Many people have communication apprehension, resulting in them not making a good impression or communicating effectively. Communication apprehension is the fear of communicating with others, and it often results in missed opportunities, low productivity, and a sense of isolation.
What causes communication apprehension?
Some common causes of communication apprehension include:
● Fear of embarrassment when you are communicating with someone who will judge you harshly (e.g., a member of the opposite sex)
● Fear of being judged
● Fear of saying something wrong
● Fear of how your message will be interpreted and what others will think about it.
What are the myths about communication apprehension?

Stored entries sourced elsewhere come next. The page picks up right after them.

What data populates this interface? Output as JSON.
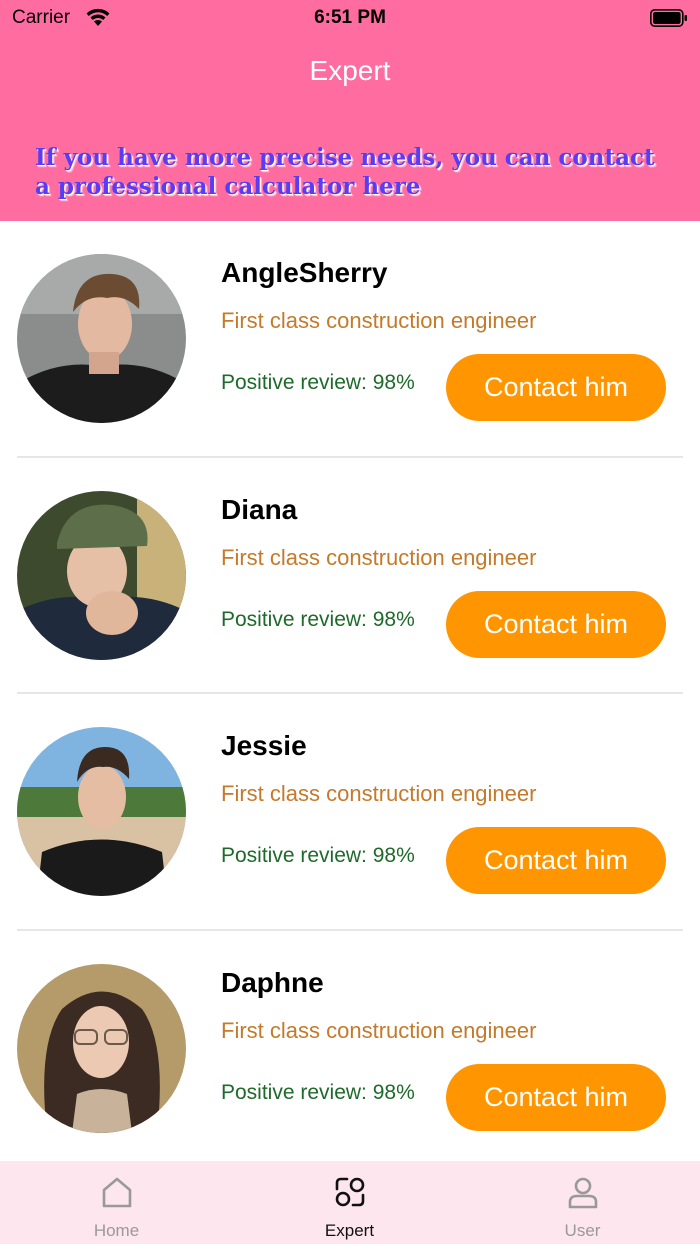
{
  "status_bar": {
    "carrier": "Carrier",
    "time": "6:51 PM"
  },
  "header": {
    "title": "Expert",
    "banner": "If you have more precise needs, you can contact a professional calculator here",
    "background_color": "#ff6ca0",
    "banner_color": "#5b3cf5"
  },
  "experts": [
    {
      "name": "AngleSherry",
      "title": "First class construction engineer",
      "review": "Positive review: 98%",
      "contact_label": "Contact him"
    },
    {
      "name": "Diana",
      "title": "First class construction engineer",
      "review": "Positive review: 98%",
      "contact_label": "Contact him"
    },
    {
      "name": "Jessie",
      "title": "First class construction engineer",
      "review": "Positive review: 98%",
      "contact_label": "Contact him"
    },
    {
      "name": "Daphne",
      "title": "First class construction engineer",
      "review": "Positive review: 98%",
      "contact_label": "Contact him"
    }
  ],
  "colors": {
    "accent": "#ff9500",
    "title_text": "#c47a2a",
    "review_text": "#1e6a2a",
    "tabbar_bg": "#fde6ee"
  },
  "tabbar": {
    "tabs": [
      {
        "label": "Home",
        "icon": "home-icon",
        "active": false
      },
      {
        "label": "Expert",
        "icon": "expert-icon",
        "active": true
      },
      {
        "label": "User",
        "icon": "user-icon",
        "active": false
      }
    ]
  }
}
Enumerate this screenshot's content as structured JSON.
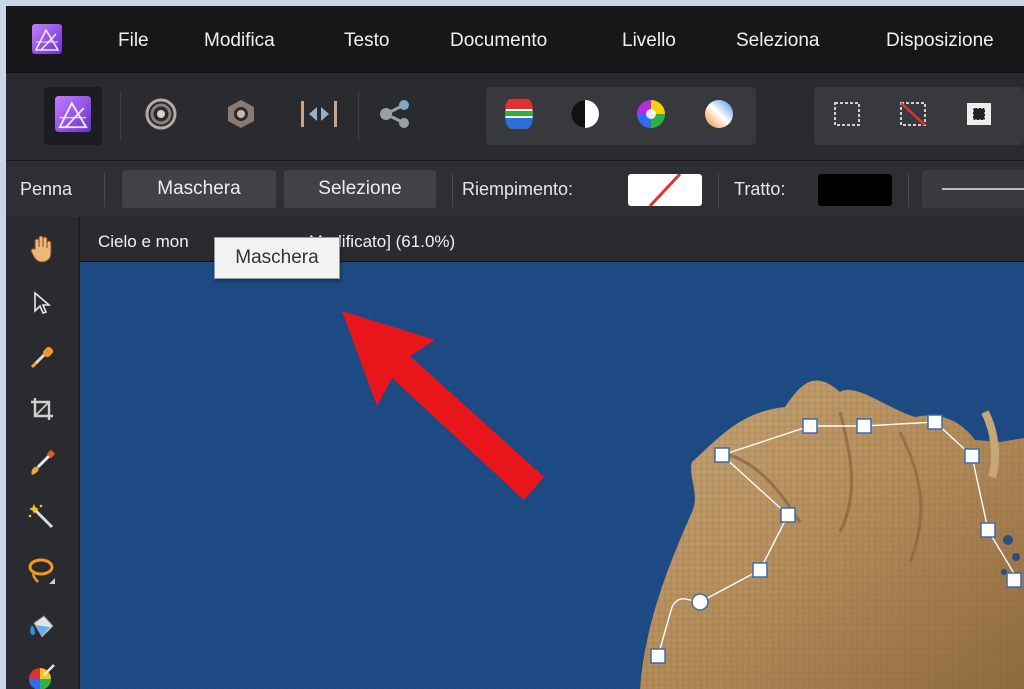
{
  "menubar": {
    "items": [
      "File",
      "Modifica",
      "Testo",
      "Documento",
      "Livello",
      "Seleziona",
      "Disposizione"
    ]
  },
  "contextbar": {
    "tool_name": "Penna",
    "mask_label": "Maschera",
    "selection_label": "Selezione",
    "fill_label": "Riempimento:",
    "stroke_label": "Tratto:",
    "stroke_color": "#000000"
  },
  "document": {
    "tab_title_left": "Cielo e mon",
    "tab_title_right": "Modificato] (61.0%)"
  },
  "tooltip": {
    "text": "Maschera"
  },
  "colors": {
    "canvas_background": "#1d4a83",
    "annotation_arrow": "#e8161b",
    "app_accent": "#a55ff0"
  },
  "icons": {
    "toolbar": [
      "affinity-persona-icon",
      "liquify-persona-icon",
      "develop-persona-icon",
      "tone-mapping-persona-icon",
      "export-persona-icon",
      "auto-levels-icon",
      "auto-contrast-icon",
      "auto-colors-icon",
      "auto-white-balance-icon",
      "marquee-selection-icon",
      "deselect-icon",
      "invert-selection-icon"
    ],
    "tools": [
      "hand-tool-icon",
      "move-tool-icon",
      "color-picker-icon",
      "crop-tool-icon",
      "selection-brush-icon",
      "flood-select-icon",
      "lasso-icon",
      "flood-fill-icon",
      "gradient-icon"
    ]
  }
}
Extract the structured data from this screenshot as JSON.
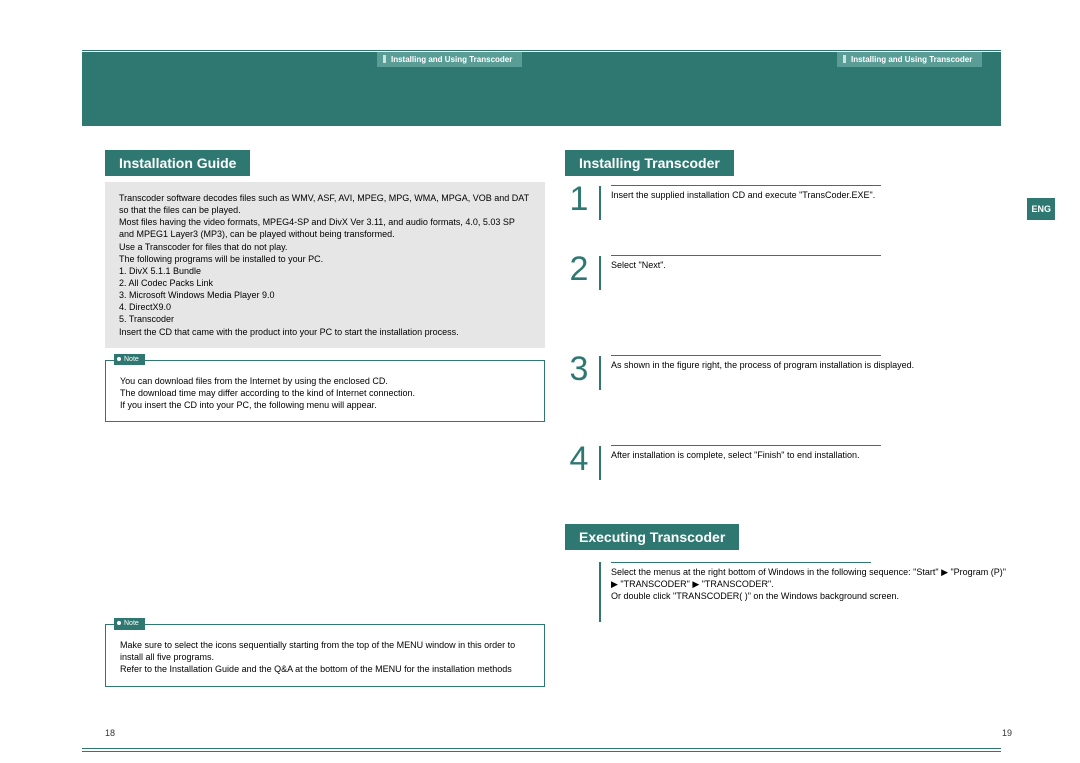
{
  "header": {
    "tab_left": "Installing and Using Transcoder",
    "tab_right": "Installing and Using Transcoder"
  },
  "left": {
    "section_title": "Installation Guide",
    "gray_text": "Transcoder software decodes files such as WMV, ASF, AVI, MPEG, MPG, WMA, MPGA, VOB and DAT so that the files can be played.\nMost files having the video formats, MPEG4-SP and DivX Ver 3.11, and audio formats, 4.0, 5.03 SP and MPEG1 Layer3 (MP3), can be played without being transformed.\nUse a Transcoder for files that do not play.\nThe following programs will be installed to your PC.\n1. DivX 5.1.1 Bundle\n2. All Codec Packs Link\n3. Microsoft Windows Media Player 9.0\n4. DirectX9.0\n5. Transcoder\nInsert the CD that came with the product into your PC to start the installation process.",
    "note1_label": "Note",
    "note1_text": "You can download files from the Internet by using the enclosed CD.\nThe download time may differ according to the kind of Internet connection.\nIf you insert the CD into your PC, the following menu will appear.",
    "note2_label": "Note",
    "note2_text": "Make sure to select the icons sequentially starting from the top of the MENU window in this order to install all five programs.\nRefer to the Installation Guide and the Q&A at the bottom of the MENU for the installation methods"
  },
  "right": {
    "section1_title": "Installing Transcoder",
    "steps": [
      {
        "num": "1",
        "text": "Insert the supplied installation CD and execute \"TransCoder.EXE\"."
      },
      {
        "num": "2",
        "text": "Select \"Next\"."
      },
      {
        "num": "3",
        "text": "As shown in the figure right, the process of program installation is displayed."
      },
      {
        "num": "4",
        "text": "After installation is complete, select \"Finish\" to end installation."
      }
    ],
    "section2_title": "Executing Transcoder",
    "exec_text": "Select the menus at the right bottom of Windows in the following sequence: \"Start\" ▶ \"Program (P)\" ▶ \"TRANSCODER\" ▶ \"TRANSCODER\".\nOr double click \"TRANSCODER(      )\" on the Windows background screen.",
    "eng": "ENG"
  },
  "pages": {
    "left": "18",
    "right": "19"
  }
}
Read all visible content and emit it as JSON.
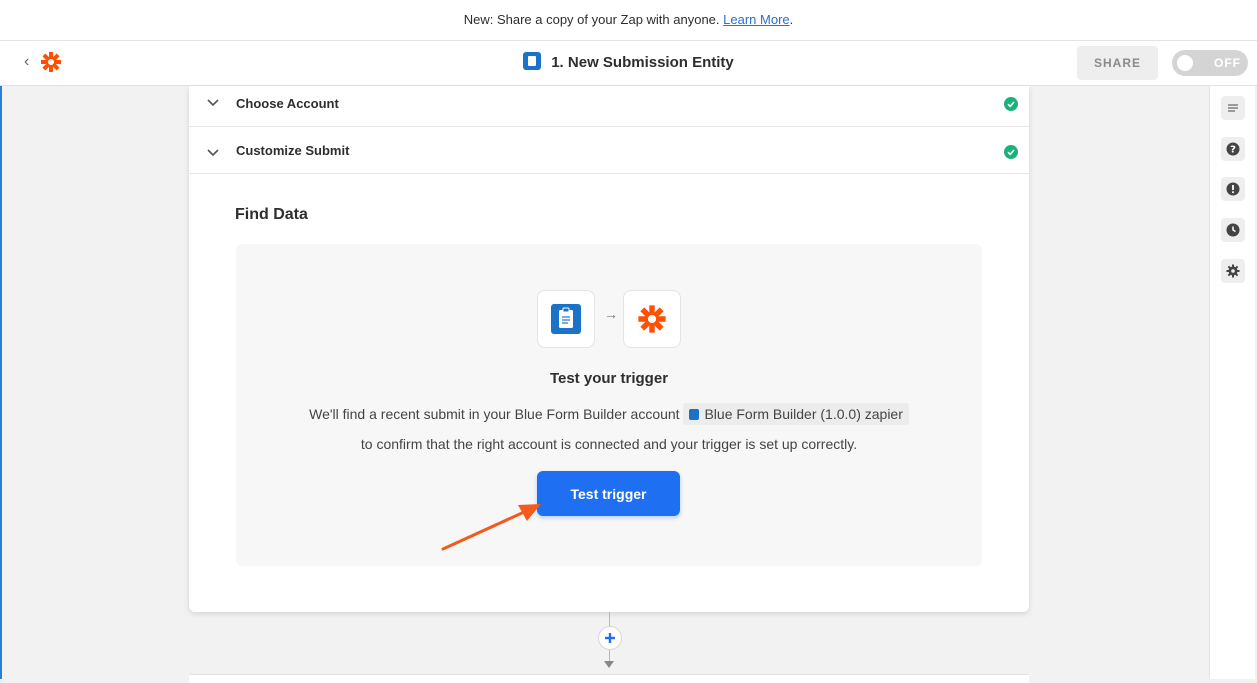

● Communication apprehension is always present in all types of communication
● Communication apprehension only affects introverts
● The feelings associated with communication apprehension cross over into another category, like social anxiety disorder
● Having it means that there is something wrong with you
● Communication apprehension is not something that needs to be addressed because it doesn’t cause significant problems in life
Using a mirror can aid you in reducing communication apprehension?
By looking at themselves in a mirror, people can practice their body language and speech. As a result, it can see how they come off to others, giving them an advantage in being more confident when communicating with others.
Many experts believe that practicing in front of a mirror can help reduce communication apprehension. By looking at themselves, people can see their body language, which can help them become more self-aware and confident during the conversation.